All in all, this is just something that caught my eye and since it looped back to testing OneNote, I figured I would share.

 

Questions, comments, concerns and criticisms always welcome,

John

Comments

  • Anonymous
    July 15, 2010
    So every time you copy the equation to the clipboard you copy an image as well, regardless of whether or not you need it?  Seems like a waste of memory.  Granted, I can't think of an elegant alternative solution, but if I am constantly copying formulae into applications which do support them (and thus don't need the image), them I am wasting memory (and cycles) every time.  How big are the images (e.g. the one in the blog post)?  Maybe you can make an option setting to "Allow pasting formulae into apps that don't understand them" or something, though that may be too confusing for the average user.

  • Anonymous
    July 15, 2010
    For what it's worth the image isn't showing up in the blog or on the rss feed.
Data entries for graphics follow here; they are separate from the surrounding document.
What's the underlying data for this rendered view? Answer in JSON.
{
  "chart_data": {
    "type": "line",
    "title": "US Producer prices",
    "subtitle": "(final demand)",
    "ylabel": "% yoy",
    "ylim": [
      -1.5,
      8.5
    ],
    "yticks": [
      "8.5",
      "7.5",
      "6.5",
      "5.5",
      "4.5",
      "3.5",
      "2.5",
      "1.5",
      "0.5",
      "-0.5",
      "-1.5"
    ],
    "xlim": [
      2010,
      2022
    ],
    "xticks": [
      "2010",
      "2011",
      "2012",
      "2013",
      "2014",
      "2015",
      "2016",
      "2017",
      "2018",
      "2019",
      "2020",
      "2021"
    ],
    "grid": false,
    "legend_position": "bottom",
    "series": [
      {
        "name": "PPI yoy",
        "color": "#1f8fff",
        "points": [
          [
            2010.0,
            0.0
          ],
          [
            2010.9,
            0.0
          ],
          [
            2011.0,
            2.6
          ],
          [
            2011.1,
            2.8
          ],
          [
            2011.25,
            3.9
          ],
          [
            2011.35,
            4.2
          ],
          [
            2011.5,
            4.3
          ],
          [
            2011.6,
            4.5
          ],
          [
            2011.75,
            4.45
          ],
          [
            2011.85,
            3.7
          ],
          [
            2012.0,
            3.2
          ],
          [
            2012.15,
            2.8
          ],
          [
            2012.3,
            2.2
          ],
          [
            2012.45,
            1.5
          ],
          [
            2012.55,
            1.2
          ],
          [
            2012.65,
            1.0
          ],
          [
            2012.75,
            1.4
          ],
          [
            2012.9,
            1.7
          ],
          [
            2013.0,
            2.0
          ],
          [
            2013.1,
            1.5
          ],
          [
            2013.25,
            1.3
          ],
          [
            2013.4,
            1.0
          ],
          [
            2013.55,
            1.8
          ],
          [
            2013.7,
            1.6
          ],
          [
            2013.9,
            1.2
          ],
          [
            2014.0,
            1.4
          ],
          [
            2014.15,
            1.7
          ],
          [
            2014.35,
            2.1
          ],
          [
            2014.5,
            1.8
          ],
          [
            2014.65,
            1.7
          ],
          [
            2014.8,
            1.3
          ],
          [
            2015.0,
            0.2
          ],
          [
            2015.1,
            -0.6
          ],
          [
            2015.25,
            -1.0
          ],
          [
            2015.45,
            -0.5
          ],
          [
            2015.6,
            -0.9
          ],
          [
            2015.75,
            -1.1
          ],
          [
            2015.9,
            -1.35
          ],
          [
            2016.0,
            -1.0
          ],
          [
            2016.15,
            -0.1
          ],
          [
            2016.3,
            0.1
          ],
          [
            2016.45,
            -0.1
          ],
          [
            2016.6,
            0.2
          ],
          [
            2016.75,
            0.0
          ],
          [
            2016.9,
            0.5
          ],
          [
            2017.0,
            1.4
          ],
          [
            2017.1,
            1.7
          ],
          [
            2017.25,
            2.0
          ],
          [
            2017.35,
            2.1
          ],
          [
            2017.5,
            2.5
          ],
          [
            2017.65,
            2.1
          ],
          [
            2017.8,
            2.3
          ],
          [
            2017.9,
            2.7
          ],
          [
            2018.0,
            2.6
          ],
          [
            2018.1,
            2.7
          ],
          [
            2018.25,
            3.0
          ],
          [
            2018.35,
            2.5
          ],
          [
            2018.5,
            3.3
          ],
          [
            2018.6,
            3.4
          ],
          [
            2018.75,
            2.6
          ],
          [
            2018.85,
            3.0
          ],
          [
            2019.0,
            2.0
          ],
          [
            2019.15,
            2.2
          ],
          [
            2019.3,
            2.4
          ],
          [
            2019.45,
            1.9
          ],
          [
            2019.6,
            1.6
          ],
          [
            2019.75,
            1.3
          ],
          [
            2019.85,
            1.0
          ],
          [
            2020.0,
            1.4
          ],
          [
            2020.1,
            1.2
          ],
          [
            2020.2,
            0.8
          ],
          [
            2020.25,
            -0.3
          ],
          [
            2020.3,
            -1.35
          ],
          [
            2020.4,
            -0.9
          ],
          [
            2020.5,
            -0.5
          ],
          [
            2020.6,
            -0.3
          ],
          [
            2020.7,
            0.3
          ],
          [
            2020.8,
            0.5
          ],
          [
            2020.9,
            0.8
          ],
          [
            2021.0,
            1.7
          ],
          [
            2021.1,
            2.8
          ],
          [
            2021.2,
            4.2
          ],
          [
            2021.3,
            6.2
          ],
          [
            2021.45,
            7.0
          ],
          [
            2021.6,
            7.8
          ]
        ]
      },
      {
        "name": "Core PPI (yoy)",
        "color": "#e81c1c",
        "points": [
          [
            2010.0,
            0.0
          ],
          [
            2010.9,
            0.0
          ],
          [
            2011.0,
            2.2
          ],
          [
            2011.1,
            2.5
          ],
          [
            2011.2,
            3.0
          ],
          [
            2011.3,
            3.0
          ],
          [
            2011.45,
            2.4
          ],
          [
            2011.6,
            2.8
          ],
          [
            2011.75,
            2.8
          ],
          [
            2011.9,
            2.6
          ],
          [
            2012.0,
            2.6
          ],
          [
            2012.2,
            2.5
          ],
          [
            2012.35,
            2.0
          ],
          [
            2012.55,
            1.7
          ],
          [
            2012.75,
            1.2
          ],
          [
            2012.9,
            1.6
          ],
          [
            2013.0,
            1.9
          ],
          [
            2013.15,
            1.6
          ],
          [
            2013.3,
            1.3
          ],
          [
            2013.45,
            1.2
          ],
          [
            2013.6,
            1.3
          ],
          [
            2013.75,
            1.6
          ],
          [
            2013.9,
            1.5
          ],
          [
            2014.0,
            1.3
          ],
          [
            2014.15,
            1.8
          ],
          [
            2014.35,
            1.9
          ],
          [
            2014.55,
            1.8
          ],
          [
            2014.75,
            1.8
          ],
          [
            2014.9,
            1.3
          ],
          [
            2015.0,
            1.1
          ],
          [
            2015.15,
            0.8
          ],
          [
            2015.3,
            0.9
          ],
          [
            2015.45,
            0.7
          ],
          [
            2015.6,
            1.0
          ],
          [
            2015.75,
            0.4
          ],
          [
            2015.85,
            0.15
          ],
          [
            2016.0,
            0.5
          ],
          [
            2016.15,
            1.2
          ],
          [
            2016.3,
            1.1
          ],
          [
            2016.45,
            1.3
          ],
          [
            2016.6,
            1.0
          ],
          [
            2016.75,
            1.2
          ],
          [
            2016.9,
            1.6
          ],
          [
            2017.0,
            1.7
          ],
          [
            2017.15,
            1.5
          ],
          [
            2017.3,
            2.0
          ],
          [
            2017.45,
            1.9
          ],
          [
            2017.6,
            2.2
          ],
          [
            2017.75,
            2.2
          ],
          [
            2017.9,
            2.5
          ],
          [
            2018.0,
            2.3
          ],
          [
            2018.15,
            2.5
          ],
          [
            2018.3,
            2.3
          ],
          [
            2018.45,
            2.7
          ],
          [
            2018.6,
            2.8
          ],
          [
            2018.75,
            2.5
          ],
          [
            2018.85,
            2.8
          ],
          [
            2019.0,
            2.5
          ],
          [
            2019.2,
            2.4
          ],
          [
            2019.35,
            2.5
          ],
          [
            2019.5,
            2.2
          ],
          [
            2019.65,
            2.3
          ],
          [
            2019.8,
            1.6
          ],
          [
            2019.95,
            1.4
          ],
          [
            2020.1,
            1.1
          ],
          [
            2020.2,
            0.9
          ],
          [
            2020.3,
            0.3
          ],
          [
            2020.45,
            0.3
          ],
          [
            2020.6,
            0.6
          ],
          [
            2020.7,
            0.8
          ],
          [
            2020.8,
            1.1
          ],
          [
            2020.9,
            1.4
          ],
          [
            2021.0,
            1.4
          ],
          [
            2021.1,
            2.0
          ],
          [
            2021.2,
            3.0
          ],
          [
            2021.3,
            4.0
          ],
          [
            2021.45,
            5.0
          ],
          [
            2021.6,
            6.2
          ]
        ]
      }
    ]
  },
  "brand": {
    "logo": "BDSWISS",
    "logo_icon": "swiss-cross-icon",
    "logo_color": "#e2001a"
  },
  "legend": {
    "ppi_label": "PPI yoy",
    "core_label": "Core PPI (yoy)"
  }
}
Clicking through on the graphic  also leads to a 404 error which isn't going to help either ;-) Using ie 8 as web browser. Running in compatibility mode doesn't help either but the image placeholder gets bigger

  • Anonymous
    July 15, 2010
    Odd.  I can see all content with IE8 on a separate machine from the one I used to publish.  Server error?  Can you refresh?

  • Anonymous
    July 15, 2010
    Odd.  can you refresh?  I just tested on an IE8 machine separate from the publishing machine and it shows correctly.